太田述正コラム#3746(2009.1.3)
<映画評論0(その4)>(2010.2.3公開)
そこで、以上のような構図を踏まえて、改めて『2012』を読み解いてみましょう。
(どうしても、ネタばれに近い感じになってしまいますが、やむを得ますまい。)
世界中から、生き延びるべき、ごく少数の「信心者」が選ばれます。
映画では、キリスト教徒というよりもう少し、幅を広げているわけですが、これはポリティカルコレクトネスの観点、及びマーケティングの観点からそうしている、ということでしょう。
しかし、「信心者」が選ばれる基準が面白い。
残すべき遺伝子を保有していると見なされる人々・・各国ごとのごく少数の政治指導者達が方舟に乗船するのは、彼等がかかる範疇に属するということなのでしょう・・と(方舟の建設費の一部に充当される)天文学的な額の乗車券を買った人々・・いわば市場における勝利者・・の2種類です。

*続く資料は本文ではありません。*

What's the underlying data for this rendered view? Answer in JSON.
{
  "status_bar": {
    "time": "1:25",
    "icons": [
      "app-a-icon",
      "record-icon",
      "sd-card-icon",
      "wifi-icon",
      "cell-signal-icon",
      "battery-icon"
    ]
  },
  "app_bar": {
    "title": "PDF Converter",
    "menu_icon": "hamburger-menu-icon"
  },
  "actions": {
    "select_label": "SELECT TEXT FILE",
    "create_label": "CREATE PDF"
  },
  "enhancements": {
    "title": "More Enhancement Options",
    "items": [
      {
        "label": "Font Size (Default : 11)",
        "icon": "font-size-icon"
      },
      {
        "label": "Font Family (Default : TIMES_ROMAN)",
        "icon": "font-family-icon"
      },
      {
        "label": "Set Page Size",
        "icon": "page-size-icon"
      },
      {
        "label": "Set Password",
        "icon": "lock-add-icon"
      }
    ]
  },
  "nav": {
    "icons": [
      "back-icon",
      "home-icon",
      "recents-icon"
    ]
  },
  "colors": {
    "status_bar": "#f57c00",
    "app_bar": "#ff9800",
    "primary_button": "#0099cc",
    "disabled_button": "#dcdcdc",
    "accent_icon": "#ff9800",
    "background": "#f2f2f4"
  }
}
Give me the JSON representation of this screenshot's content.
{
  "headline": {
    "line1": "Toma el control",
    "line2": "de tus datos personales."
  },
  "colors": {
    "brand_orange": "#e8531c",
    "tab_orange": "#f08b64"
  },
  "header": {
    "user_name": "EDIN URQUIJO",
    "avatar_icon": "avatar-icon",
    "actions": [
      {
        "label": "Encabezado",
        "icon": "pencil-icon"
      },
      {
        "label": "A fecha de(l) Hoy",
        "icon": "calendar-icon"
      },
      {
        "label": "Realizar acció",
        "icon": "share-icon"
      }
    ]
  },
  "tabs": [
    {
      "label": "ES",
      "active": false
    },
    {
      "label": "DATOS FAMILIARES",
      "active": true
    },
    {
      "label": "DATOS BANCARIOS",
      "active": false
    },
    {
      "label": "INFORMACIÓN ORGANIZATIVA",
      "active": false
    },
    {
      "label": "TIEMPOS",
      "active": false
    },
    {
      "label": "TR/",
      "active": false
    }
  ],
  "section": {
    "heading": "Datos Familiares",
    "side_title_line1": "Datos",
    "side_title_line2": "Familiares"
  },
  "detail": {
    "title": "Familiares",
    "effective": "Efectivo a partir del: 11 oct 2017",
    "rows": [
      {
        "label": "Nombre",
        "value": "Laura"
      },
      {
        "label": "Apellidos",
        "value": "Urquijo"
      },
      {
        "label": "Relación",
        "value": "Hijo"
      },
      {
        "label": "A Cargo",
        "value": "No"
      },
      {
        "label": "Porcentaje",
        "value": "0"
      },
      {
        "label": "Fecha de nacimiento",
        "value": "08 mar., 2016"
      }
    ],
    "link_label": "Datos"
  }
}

(このほか、方舟らしく、各種動物の番も収容するのですが、この点は深入りしないでおきましょう。)
これは、優生学的偽科学に立脚した人種主義と市場原理主義によって「信心者」、すなわちエリートが選別される、ということであり、私が指摘しているところの、米国の国のかたちがモロに投影されているのです。
この中で、この方舟プロジェクトの中心的役割を果たすのは、米国の政治指導者達であり、米国は選民中の選民としての役割をエメリッヒによって割り当てられており、最大のマーケティング対象たる米国大衆の気持ちをこれによってくすぐっていることになります。
いや、それどころではありません。
米国の政治指導者のトップたる大統領は、方舟に乗り込まないという決断を行います。
それは、エメリッヒがこの黒人米大統領をキリストに擬していることを意味します。
どうしてキリストか?
世界の終末には神の子キリストが再臨するわけですが、その役割はディスペンショナリスト的には「信心者」と「不信心者」の選り分けと前者を天国に誘うことでしょうから、その選り分けの基準をつくり、方舟計画・・「信心者」を天国に運ぶ計画・・の総責任者となったこの黒人米大統領はキリスト以外の何者でもないはずだからです。
念の入ったことに、それだけではまだピンとこないかもしれない一部の米国大衆に対し、この大統領に死を選ばせることで、この大統領がキリストであることをエメリッヒは、畳みかけるようにして悟らせているのです。
結局、エメリッヒは、米国大衆に二重に胡麻を擂っているわけです。
なぜなら、キリストたる、(と言ってマズければキリストが憑依するところの、)米大統領を選ぶのは米国大衆だからです。
しかも、エメリッヒは、オバマという黒人を米国大衆が大統領に当選させることにかけた。
だから彼は、この映画で米大統領を黒人にしたのです。
しかし、そうなると、キリストがどうして、約2000年前の死に続いて、二度目の死を迎えなければならなかったのか、が説明できなければならない。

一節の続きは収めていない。